Third, seek out “creative tension” that can awaken a moral conscience. We can quite easily live in neighborhoods, attend schools, walk in social circles where everyone is just like us. We are no longer segregated by law but by choice and by economics. In order to participate in real solutions that benefit the entire community, there has to be tension, honest conversation, an understanding of the right root causes of the problem of poverty. The challenges of gentrification and affordability are very present moral, political, spiritual, and economic dilemmas in our city, but they also present opportunities to get creative, take direct action, and seek new solutions that awaken our moral conscience. These conflicts are our golden opportunity to foster what Dr. King called “creative tension” that can stir us from “do-nothing-ism” and “lukewarm-ism” to reconciliation.

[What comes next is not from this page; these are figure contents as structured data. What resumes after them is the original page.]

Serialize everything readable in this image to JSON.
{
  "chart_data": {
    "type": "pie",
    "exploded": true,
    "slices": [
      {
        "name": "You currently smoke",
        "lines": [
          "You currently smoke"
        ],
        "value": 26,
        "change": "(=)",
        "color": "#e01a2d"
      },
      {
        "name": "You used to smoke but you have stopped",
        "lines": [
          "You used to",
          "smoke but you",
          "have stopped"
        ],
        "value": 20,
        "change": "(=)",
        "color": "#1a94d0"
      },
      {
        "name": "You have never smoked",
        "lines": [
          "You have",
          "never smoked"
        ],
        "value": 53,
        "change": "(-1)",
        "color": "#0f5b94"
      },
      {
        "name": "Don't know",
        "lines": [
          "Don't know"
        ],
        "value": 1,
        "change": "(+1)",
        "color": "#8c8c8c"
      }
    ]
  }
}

In order to solve the problem of domestic poverty we have to rightly analyze its underlying causes so that we can support meaningful solutions. We don’t just need economic development, but do-no-harm development strategies. We don’t just need charitable work but a personal commitment to see each other charitably, as family. I believe now is the time to grapple with the real underlying issues of poverty, growing new solutions from the roots up, not the symptoms down so that all may prosper.